The first step is to calculate the number of moles of $\ce{PbS}$:

$$\mathrm{\frac{4.7g\ \ce{PbS}} {239g\ \ce{PbS}\ \ mol^{-1}\ \ce{PbS}} = 0.0197\ mol\ \ce{PbS}}$$

The next step is to calculate how many moles of $\ce{NO}$ will be produced based on the stoichiometry of the reaction. As stated in a comment, it looks like this is the step that was left out of your calculations. Because only 2 mols of $\ce{NO}$ are produced for every 3 mols of $\ce{PbS}$, only $\mathrm{\frac{2}{3}}$ of 0.0197 mol, or 0.0131 mol $\ce{NO}$ will be formed.

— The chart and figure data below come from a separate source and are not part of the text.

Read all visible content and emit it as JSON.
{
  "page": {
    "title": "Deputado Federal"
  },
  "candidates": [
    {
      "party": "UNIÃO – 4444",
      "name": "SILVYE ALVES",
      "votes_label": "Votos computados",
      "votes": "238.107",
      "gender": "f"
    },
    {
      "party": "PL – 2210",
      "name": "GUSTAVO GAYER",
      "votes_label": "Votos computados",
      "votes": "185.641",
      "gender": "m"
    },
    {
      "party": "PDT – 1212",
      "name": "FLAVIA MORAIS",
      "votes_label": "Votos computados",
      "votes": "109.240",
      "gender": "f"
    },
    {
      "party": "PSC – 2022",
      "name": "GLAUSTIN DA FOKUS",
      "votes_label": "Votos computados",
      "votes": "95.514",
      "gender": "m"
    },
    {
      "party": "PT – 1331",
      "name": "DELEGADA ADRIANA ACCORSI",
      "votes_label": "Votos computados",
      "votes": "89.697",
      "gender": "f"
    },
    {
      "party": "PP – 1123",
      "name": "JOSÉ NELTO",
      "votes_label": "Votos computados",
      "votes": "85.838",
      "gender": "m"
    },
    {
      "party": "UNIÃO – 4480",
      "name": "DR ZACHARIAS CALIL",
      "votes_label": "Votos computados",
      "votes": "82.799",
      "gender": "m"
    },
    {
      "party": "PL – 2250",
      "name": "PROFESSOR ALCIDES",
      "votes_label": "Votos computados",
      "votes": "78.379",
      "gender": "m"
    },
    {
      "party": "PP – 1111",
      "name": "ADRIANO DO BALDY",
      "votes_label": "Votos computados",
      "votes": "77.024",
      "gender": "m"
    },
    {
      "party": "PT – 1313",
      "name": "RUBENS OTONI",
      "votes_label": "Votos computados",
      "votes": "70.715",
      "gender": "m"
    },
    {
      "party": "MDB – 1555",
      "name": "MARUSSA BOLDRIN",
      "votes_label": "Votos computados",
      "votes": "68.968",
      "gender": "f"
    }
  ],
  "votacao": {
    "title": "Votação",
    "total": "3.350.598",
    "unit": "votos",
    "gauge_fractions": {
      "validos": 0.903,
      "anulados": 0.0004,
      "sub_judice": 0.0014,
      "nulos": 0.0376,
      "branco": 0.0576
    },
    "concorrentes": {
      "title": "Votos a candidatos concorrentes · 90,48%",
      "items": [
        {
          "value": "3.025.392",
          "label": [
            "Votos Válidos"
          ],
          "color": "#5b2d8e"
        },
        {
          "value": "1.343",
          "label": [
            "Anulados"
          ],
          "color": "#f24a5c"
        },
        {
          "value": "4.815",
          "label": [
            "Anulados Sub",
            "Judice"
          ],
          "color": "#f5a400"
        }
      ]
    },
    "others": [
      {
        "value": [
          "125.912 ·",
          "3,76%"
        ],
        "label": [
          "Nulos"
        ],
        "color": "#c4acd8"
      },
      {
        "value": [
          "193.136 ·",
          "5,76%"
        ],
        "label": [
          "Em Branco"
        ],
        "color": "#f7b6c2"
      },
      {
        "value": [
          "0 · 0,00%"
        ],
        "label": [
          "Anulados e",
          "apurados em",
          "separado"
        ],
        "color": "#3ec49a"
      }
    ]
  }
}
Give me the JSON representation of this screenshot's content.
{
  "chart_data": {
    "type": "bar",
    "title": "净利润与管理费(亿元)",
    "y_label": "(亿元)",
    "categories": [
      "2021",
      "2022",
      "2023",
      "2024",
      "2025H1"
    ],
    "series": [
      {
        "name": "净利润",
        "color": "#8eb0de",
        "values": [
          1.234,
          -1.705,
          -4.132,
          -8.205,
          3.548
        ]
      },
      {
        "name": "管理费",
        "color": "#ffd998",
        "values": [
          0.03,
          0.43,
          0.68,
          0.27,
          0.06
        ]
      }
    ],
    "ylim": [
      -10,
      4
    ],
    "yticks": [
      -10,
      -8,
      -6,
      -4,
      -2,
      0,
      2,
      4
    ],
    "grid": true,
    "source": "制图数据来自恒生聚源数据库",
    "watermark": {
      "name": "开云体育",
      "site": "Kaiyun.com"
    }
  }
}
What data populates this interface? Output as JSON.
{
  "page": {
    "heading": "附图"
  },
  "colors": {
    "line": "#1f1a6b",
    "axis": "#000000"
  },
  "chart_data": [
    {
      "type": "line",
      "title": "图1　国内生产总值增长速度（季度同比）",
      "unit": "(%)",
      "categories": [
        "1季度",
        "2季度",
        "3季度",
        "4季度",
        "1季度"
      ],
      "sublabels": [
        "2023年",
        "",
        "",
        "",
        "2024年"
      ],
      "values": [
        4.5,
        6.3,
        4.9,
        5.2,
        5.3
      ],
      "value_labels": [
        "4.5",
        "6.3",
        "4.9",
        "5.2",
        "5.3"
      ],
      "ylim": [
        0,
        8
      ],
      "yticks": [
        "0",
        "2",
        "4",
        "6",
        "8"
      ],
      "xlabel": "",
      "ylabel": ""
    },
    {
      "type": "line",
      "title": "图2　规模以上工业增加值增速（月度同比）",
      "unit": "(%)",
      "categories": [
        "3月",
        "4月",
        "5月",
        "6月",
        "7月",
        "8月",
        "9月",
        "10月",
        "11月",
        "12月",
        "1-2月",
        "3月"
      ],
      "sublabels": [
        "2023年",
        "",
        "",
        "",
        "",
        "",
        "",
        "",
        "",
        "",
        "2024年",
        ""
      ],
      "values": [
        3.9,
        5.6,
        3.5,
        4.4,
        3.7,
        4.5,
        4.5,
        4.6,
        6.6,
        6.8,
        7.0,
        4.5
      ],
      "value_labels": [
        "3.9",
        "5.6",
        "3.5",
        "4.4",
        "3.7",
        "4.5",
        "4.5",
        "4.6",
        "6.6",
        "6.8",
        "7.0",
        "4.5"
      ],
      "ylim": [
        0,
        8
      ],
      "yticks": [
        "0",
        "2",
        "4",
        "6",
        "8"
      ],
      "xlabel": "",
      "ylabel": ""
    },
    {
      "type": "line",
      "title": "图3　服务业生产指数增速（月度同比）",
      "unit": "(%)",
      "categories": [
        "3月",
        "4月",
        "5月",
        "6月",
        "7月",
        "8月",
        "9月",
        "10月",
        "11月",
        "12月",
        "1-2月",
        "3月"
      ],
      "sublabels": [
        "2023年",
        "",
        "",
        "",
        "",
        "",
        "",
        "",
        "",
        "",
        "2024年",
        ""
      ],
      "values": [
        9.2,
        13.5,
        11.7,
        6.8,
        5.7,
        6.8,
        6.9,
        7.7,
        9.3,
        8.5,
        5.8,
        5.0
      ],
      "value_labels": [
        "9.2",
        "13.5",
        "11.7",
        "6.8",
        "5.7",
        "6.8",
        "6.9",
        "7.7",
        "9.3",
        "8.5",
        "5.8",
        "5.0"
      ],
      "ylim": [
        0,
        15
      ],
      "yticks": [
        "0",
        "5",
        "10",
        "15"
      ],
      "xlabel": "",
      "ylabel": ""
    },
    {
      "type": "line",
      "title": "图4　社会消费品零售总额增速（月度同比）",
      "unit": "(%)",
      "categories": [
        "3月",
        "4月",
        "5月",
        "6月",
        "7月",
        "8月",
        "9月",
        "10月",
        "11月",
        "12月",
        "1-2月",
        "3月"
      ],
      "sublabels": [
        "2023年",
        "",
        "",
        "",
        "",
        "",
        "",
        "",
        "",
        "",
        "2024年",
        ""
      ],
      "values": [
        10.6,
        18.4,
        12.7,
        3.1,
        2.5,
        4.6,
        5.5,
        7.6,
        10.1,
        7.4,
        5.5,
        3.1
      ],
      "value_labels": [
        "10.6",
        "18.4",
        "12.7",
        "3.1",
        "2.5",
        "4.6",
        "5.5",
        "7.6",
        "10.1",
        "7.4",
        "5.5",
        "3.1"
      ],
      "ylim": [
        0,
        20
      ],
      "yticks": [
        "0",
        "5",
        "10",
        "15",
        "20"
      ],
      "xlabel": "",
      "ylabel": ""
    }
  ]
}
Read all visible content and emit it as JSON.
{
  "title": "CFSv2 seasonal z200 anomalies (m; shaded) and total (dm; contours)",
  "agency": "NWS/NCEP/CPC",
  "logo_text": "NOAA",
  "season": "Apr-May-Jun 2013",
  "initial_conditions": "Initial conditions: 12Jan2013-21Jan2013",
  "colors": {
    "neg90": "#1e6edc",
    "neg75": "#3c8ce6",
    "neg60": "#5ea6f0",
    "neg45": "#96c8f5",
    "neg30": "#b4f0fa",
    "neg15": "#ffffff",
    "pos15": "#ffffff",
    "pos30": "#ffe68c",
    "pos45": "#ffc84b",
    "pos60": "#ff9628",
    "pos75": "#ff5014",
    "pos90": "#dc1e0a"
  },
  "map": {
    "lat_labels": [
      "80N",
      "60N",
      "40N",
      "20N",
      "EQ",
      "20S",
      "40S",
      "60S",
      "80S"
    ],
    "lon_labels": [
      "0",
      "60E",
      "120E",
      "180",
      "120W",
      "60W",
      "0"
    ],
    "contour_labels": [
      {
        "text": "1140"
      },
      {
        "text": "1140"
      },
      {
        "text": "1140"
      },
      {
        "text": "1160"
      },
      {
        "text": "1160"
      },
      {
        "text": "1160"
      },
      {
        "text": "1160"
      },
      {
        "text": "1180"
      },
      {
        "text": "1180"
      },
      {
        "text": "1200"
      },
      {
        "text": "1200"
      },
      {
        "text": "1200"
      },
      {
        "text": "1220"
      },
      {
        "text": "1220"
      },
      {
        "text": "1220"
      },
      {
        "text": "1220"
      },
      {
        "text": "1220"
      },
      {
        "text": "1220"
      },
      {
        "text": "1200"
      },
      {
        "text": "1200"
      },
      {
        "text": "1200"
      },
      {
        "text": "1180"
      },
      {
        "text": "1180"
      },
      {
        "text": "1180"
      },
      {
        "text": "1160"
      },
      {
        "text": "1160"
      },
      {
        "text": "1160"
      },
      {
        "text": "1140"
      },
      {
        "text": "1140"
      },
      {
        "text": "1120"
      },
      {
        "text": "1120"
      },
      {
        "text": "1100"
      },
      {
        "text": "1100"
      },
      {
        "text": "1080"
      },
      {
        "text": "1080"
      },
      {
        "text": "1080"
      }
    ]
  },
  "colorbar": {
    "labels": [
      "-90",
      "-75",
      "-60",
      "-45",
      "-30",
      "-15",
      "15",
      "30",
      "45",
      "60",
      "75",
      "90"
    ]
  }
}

At this point we know all of the variables required to invoke the ideal gas law:

$$\mathrm{V = \frac{nRT}{P}}$$

$$\mathrm{V = \frac{0.0131\ mol\ \ce{NO} * 0.0821\ L\ atm\ mol^{-1} K^{-1} * (300K)}{1.10\ atm\ \ce{NO}}}$$

$$\mathrm{V = 0.29\ L\ \ce{NO}}$$

And this gives us the correct answer of a. Again, as your answer was off by a factor of $\mathrm{\frac{2}{3}}$, it is pretty clear that the second step above regarding the stoichiometry of the reaction is the only step that you left out of your calculations.